Ce livre, ma commensale en parlait comme d’un texte scandaleux, usant de certains mots si crus qu’elle-même en ignorait la signification. Quoi de mieux pour piquer une curiosité livresque, masculine et, qui plus est, temporairement helvétique ?

En fait, s’il est vrai que ce roman évoque sans fioritures le désir féminin, son véritable sujet est tout autre : c’est celui de la possibilité même d’une histoire d’amour, lorsque l’élan du désir et les choix de vie des partenaires forment un puzzle dépareillé.

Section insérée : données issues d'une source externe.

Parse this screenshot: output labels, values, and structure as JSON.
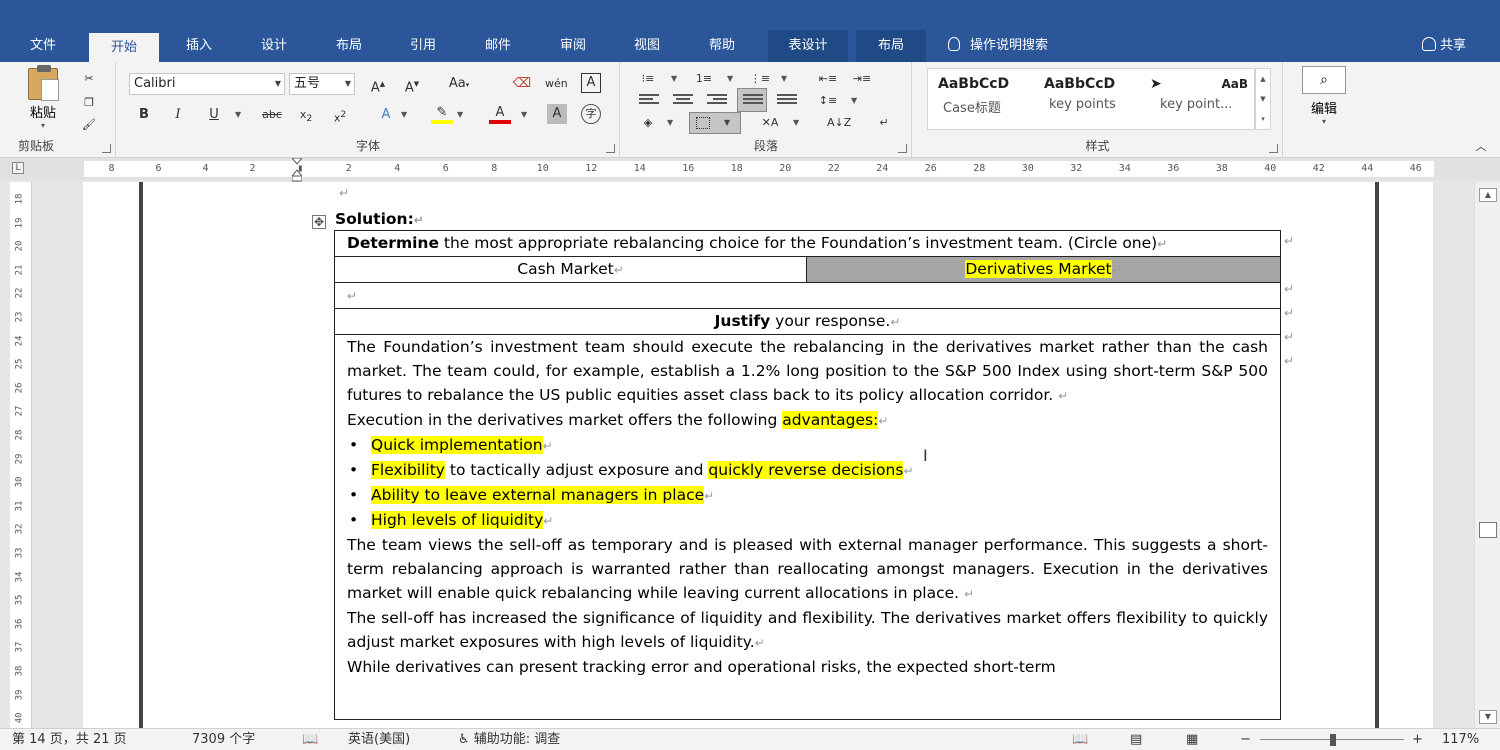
{
  "tabs": [
    {
      "id": "file",
      "label": "文件"
    },
    {
      "id": "home",
      "label": "开始"
    },
    {
      "id": "insert",
      "label": "插入"
    },
    {
      "id": "design",
      "label": "设计"
    },
    {
      "id": "layout",
      "label": "布局"
    },
    {
      "id": "references",
      "label": "引用"
    },
    {
      "id": "mailings",
      "label": "邮件"
    },
    {
      "id": "review",
      "label": "审阅"
    },
    {
      "id": "view",
      "label": "视图"
    },
    {
      "id": "help",
      "label": "帮助"
    },
    {
      "id": "table-design",
      "label": "表设计"
    },
    {
      "id": "table-layout",
      "label": "布局"
    }
  ],
  "tell_me": "操作说明搜索",
  "share": "共享",
  "ribbon": {
    "clipboard": {
      "paste": "粘贴",
      "label": "剪贴板"
    },
    "font": {
      "name": "Calibri",
      "size": "五号",
      "label": "字体"
    },
    "paragraph": {
      "label": "段落"
    },
    "styles": {
      "label": "样式",
      "items": [
        {
          "sample": "AaBbCcD",
          "name": "Case标题"
        },
        {
          "sample": "AaBbCcD",
          "name": "key points"
        },
        {
          "sample": "AaB",
          "name": "key point..."
        }
      ]
    },
    "editing": {
      "label": "编辑"
    }
  },
  "ruler": [
    "8",
    "6",
    "4",
    "2",
    "",
    "2",
    "4",
    "6",
    "8",
    "10",
    "12",
    "14",
    "16",
    "18",
    "20",
    "22",
    "24",
    "26",
    "28",
    "30",
    "32",
    "34",
    "36",
    "38",
    "40",
    "42",
    "44",
    "46"
  ],
  "vruler": [
    "18",
    "19",
    "20",
    "21",
    "22",
    "23",
    "24",
    "25",
    "26",
    "27",
    "28",
    "29",
    "30",
    "31",
    "32",
    "33",
    "34",
    "35",
    "36",
    "37",
    "38",
    "39",
    "40"
  ],
  "document": {
    "solution": "Solution:",
    "determine_bold": "Determine",
    "determine_rest": " the most appropriate rebalancing choice for the Foundation’s investment team. (Circle one)",
    "cash_market": "Cash Market",
    "derivatives_market": "Derivatives Market",
    "justify_bold": "Justify",
    "justify_rest": " your response.",
    "p1": "The Foundation’s investment team should execute the rebalancing in the derivatives market rather than the cash market. The team could, for example, establish a 1.2% long position to the S&P 500 Index using short-term S&P 500 futures to rebalance the US public equities asset class back to its policy allocation corridor.",
    "p2_pre": "Execution in the derivatives market offers the following ",
    "p2_hl": "advantages:",
    "bullet1": "Quick implementation",
    "bullet2_hl1": "Flexibility",
    "bullet2_mid": " to tactically adjust exposure and ",
    "bullet2_hl2": "quickly reverse decisions",
    "bullet3": "Ability to leave external managers in place",
    "bullet4": "High levels of liquidity",
    "p3": "The team views the sell-off as temporary and is pleased with external manager performance. This suggests a short-term rebalancing approach is warranted rather than reallocating amongst managers. Execution in the derivatives market will enable quick rebalancing while leaving current allocations in place.",
    "p4": "The sell-off has increased the significance of liquidity and flexibility. The derivatives market offers flexibility to quickly adjust market exposures with high levels of liquidity.",
    "p5": "While derivatives can present tracking error and operational risks, the expected short-term"
  },
  "status": {
    "page": "第 14 页，共 21 页",
    "words": "7309 个字",
    "language": "英语(美国)",
    "accessibility": "辅助功能: 调查",
    "zoom": "117%"
  }
}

Amélie a beau découvrir avec David une manière d’être désirée qui la flatte et lui fait aimer plus qu’elle ne l’a jamais fait son propre corps, elle se rend très vite compte que tous les moments passés à ne pas faire l’amour avec David – et ces moments seront de plus en plus nombreux si leur liaison s’ « installe », se développe jusqu’à ne plus guère se différencier de la conjugalité « officielle » - sont pour elle marqués par l’ennui et par l’impossibilité d’une authentique complicité. Il n’y a pas de désamour, puisque ce n’est pas de sentiment qu’il est question ; mais la relation se distend et cherche des prétextes – du même ordre que ceux de l’époux infidèle qui ment à son conjoint – pour en arriver à une rupture que le pur hasard d’un dégât des eaux précipitera. Sans le dire et sans peut-être le savoir, Amélie n’a pas tout à fait renoncé à chercher de la profondeur dans un monde chosifié.

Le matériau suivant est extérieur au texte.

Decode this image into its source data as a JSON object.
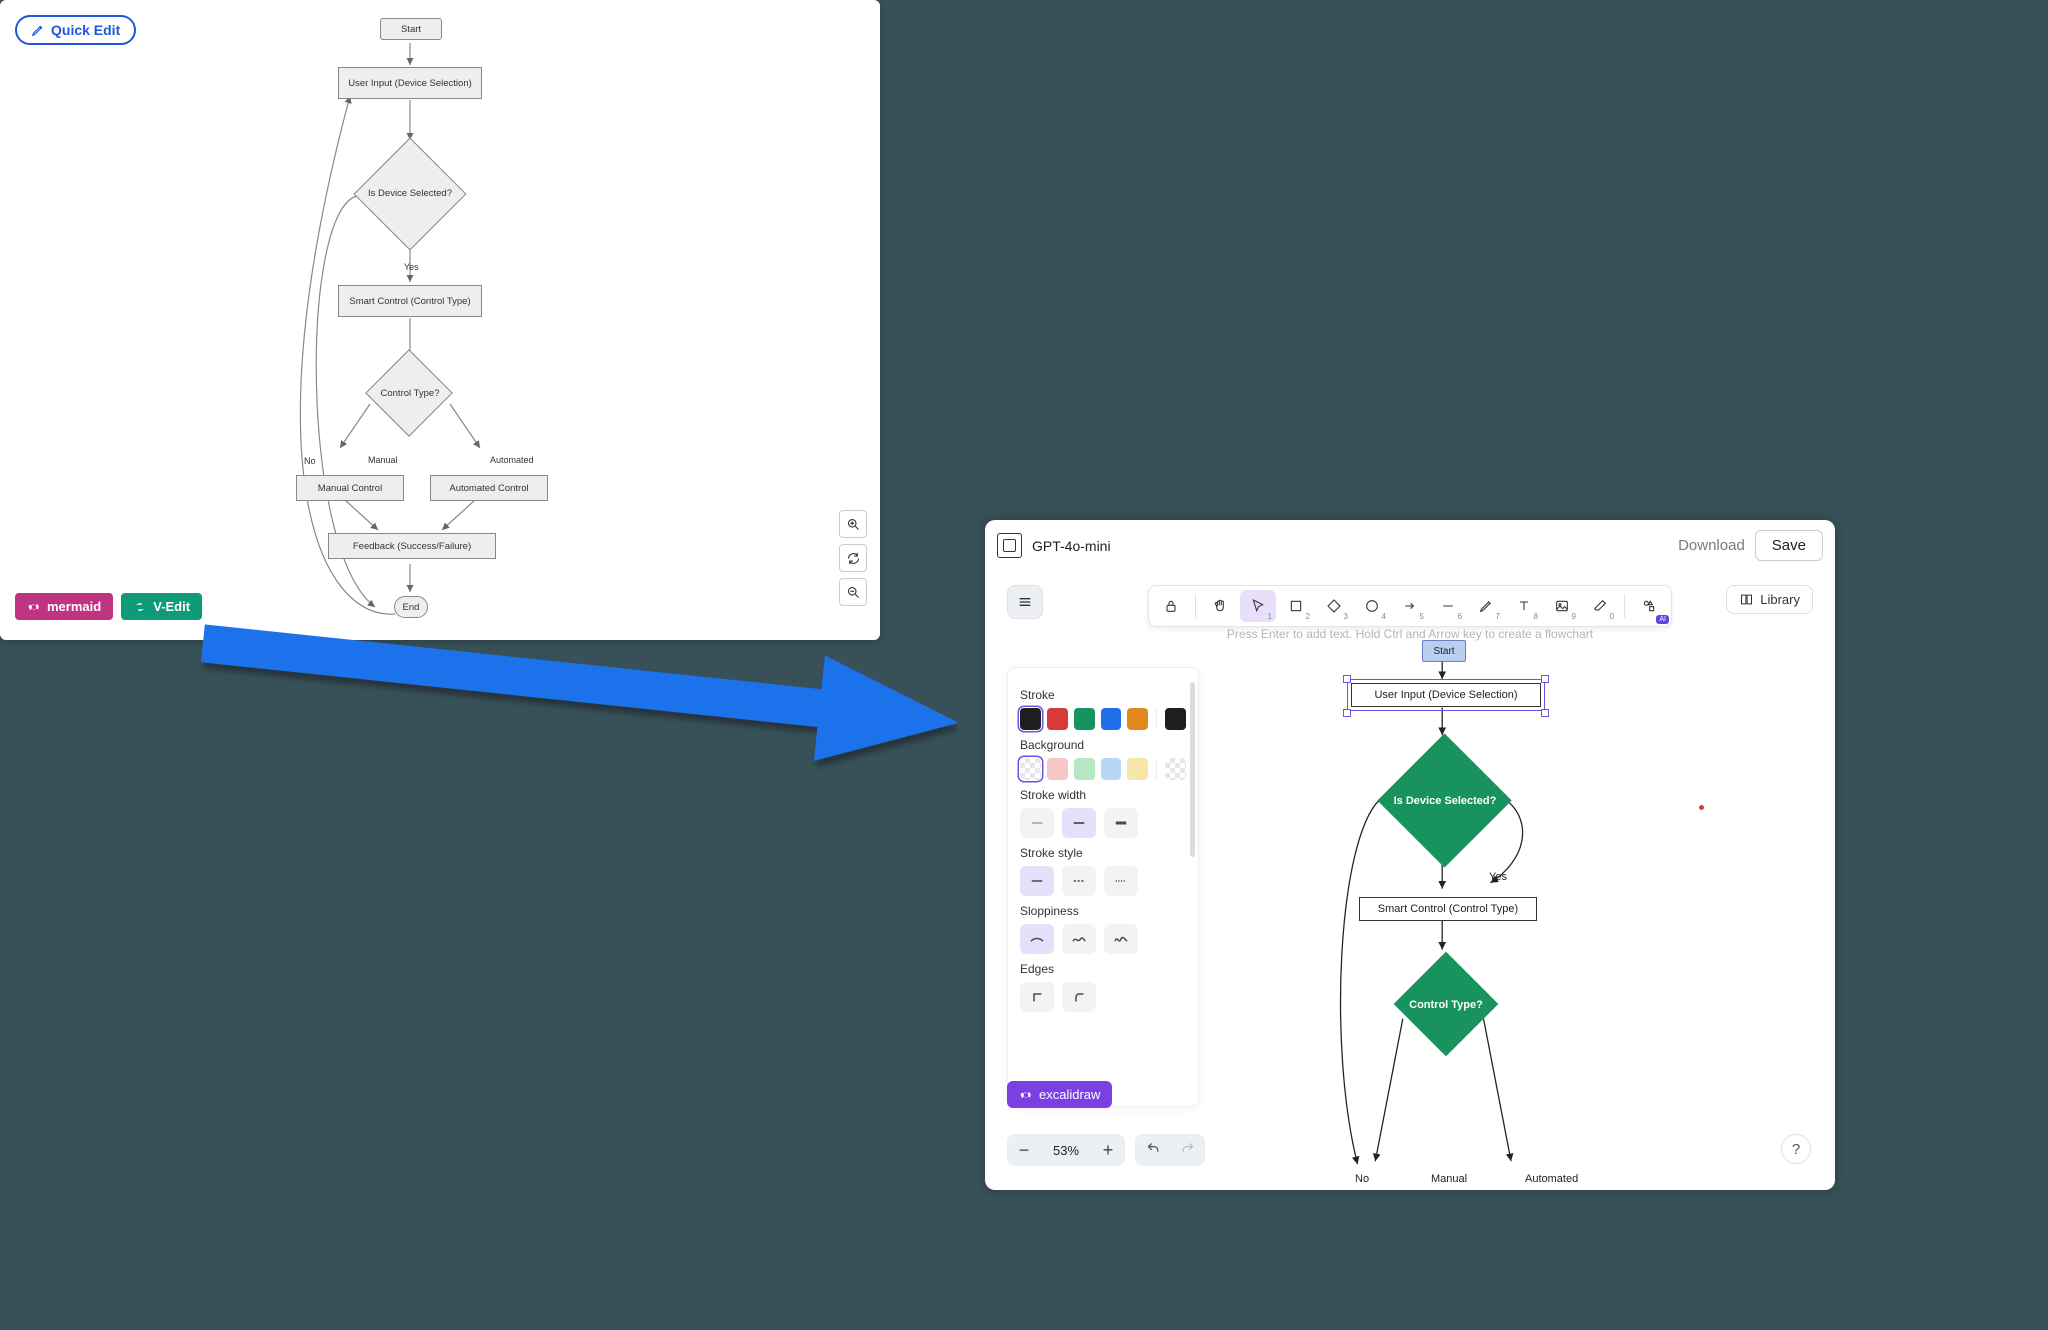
{
  "left_panel": {
    "quick_edit_label": "Quick Edit",
    "badges": {
      "mermaid": "mermaid",
      "vedit": "V-Edit"
    },
    "flow": {
      "start": "Start",
      "user_input": "User Input (Device Selection)",
      "is_selected": "Is Device Selected?",
      "yes": "Yes",
      "no": "No",
      "smart_control": "Smart Control (Control Type)",
      "control_type": "Control Type?",
      "manual": "Manual",
      "automated": "Automated",
      "manual_control": "Manual Control",
      "automated_control": "Automated Control",
      "feedback": "Feedback (Success/Failure)",
      "end": "End"
    }
  },
  "right_panel": {
    "model_name": "GPT-4o-mini",
    "download": "Download",
    "save": "Save",
    "library": "Library",
    "hint_text": "Press Enter to add text. Hold Ctrl and Arrow key to create a flowchart",
    "toolbar_nums": {
      "selection": "1",
      "rect": "2",
      "diamond": "3",
      "ellipse": "4",
      "arrow": "5",
      "line": "6",
      "draw": "7",
      "text": "8",
      "image": "9",
      "eraser": "0"
    },
    "props": {
      "stroke_label": "Stroke",
      "background_label": "Background",
      "stroke_width_label": "Stroke width",
      "stroke_style_label": "Stroke style",
      "sloppiness_label": "Sloppiness",
      "edges_label": "Edges",
      "stroke_colors": [
        "#1e1e1e",
        "#d83a3a",
        "#18935e",
        "#1f6feb",
        "#e08a1e"
      ],
      "current_stroke": "#1e1e1e",
      "bg_colors": [
        "transparent",
        "#f7c6c6",
        "#b8e7c3",
        "#b7d8f5",
        "#f7e6a8"
      ],
      "current_bg": "transparent"
    },
    "zoom_value": "53%",
    "excalidraw_label": "excalidraw",
    "flow": {
      "start": "Start",
      "user_input": "User Input (Device Selection)",
      "is_selected": "Is Device Selected?",
      "yes": "Yes",
      "no": "No",
      "smart_control": "Smart Control (Control Type)",
      "control_type": "Control Type?",
      "manual": "Manual",
      "automated": "Automated"
    }
  }
}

Sur la route, de Jack Kerouac

Il est des livres qui appartiennent à une génération. Peut-être les autres en sont-elles exclues. La mythique de « la route », qui donne son titre au livre, est reliée à une époque : celle où le refus des valeurs bourgeoises, le rejet du « rêve américain » en tant que symptôme d’un incurable attachement à la réussite et à l’argent, supposait la forme moderne du vagabondage, partir ici ou là, en train ou en voiture, vivre de rien, accumuler les aventures, ressentir, souffrir parfois, aimer sans rien devoir à l’ordre établi et surtout ne rien planifier, envisager à tout moment que tout puisse arriver, le pire parfois et le meilleur aussi souvent que possible. Tel était le credo de la « beat generation » et je ne suis pas sûr que nous puissions encore le comprendre vraiment aujourd’hui.

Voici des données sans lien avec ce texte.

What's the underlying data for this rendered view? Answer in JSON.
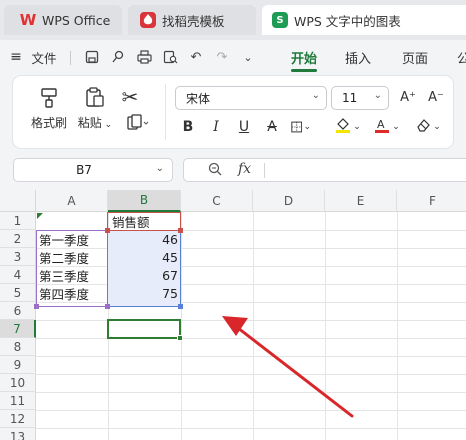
{
  "tabs": [
    {
      "label": "WPS Office",
      "icon": "wps-logo-icon"
    },
    {
      "label": "找稻壳模板",
      "icon": "daoke-template-icon"
    },
    {
      "label": "WPS 文字中的图表",
      "icon": "spreadsheet-s-icon",
      "icon_text": "S"
    }
  ],
  "menu": {
    "file_label": "文件",
    "tabs": [
      "开始",
      "插入",
      "页面",
      "公"
    ],
    "active_tab": "开始"
  },
  "ribbon": {
    "format_painter": "格式刷",
    "paste": "粘贴",
    "font_name": "宋体",
    "font_size": "11",
    "bold": "B",
    "italic": "I",
    "underline": "U",
    "strike": "A",
    "grow_font": "A⁺",
    "shrink_font": "A⁻"
  },
  "formula_bar": {
    "cell_ref": "B7",
    "fx": "fx",
    "content": ""
  },
  "sheet": {
    "columns": [
      "A",
      "B",
      "C",
      "D",
      "E",
      "F"
    ],
    "rows": [
      "1",
      "2",
      "3",
      "4",
      "5",
      "6",
      "7",
      "8",
      "9",
      "10",
      "11",
      "12",
      "13"
    ],
    "header_cell": "销售额",
    "data": [
      {
        "label": "第一季度",
        "value": "46"
      },
      {
        "label": "第二季度",
        "value": "45"
      },
      {
        "label": "第三季度",
        "value": "67"
      },
      {
        "label": "第四季度",
        "value": "75"
      }
    ],
    "selected_cell": "B7"
  },
  "colors": {
    "accent_green": "#1f7a3c",
    "annotation_red": "#d9262a",
    "range_blue": "#5a7fd6",
    "range_purple": "#9b6fc6",
    "range_red": "#c9514c"
  }
}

Comme le dit pudiquement Michel Mohrt dans sa préface, « Sur la route » est un livre qui comporte certaines longueurs. O combien ! Pendant les cent cinquante premières pages, je me serai rarement autant ennuyé. C’est seulement par fidélité à ma règle personnelle (mais pas absolue) qui m’incite à ne pas abandonner les livres à demi-lus que j’ai continué. J’ai été récompensé : le second départ vers l’Ouest américain est plus riche que le premier, peut-être parce que Dean, le « héros » du livre, y occupe une place décisive. Il n’empêche que, par moments, on se demande chez quel auteur on se trouve. Ainsi, lorsque Dean et le narrateur s’entendent pour que ce dernier couche avec Marilou, la petite amie attitrée du premier, nous avons droit à cette savoureuse déclaration : « Attends qu’on soit amants à San Francisco ; je n’ai pas le cœur à ça. C’était vrai, elle pouvait en juger. C’étaient trois enfants dans la nuit de la terre qui voulaient affirmer leur liberté et les siècles passés, de tot leur poids, les écrasaient dans les ténèbres. » On en reste pantois : Kerouac est-il le « clochard céleste », cet être éthéré, détaché des contingences matérielles, métaphysiquement dépouillé des attributs du réel, qu’annonce le titre d’un autre de ces livres ? Est-il au contraire un écrivain cynique qui se moque sans vergogne de son lecteur ? Ou un véritable attardé des choses de la vie ? Impossible de le dire vraiment ; et ce que l’on sait de sa vie nous porterait à dire qu’il était tout cela à tour de rôle et parfois simultanément. Il n’y a qu’un pas du sublime au ridicule, disait Michelet. Dean Moriarty, hâbleur inconstant, beau gosse déchu et incontrôlable, que l’auteur exalte à longueur de pages comme un personnage sublime sans jamais qu’on en comprenne le motif (en fait, le motif existe sans doute, mais il fait partie de l’inexprimé de ce roman), Dean Moriarty est finalement un assez triste sire. Le XXIème siècle pourrait-il réhabiliter la beat generation à travers un personnage tel que lui ? Rien n’est moins sûr et c’est peut-être cela qui est particulièrement triste.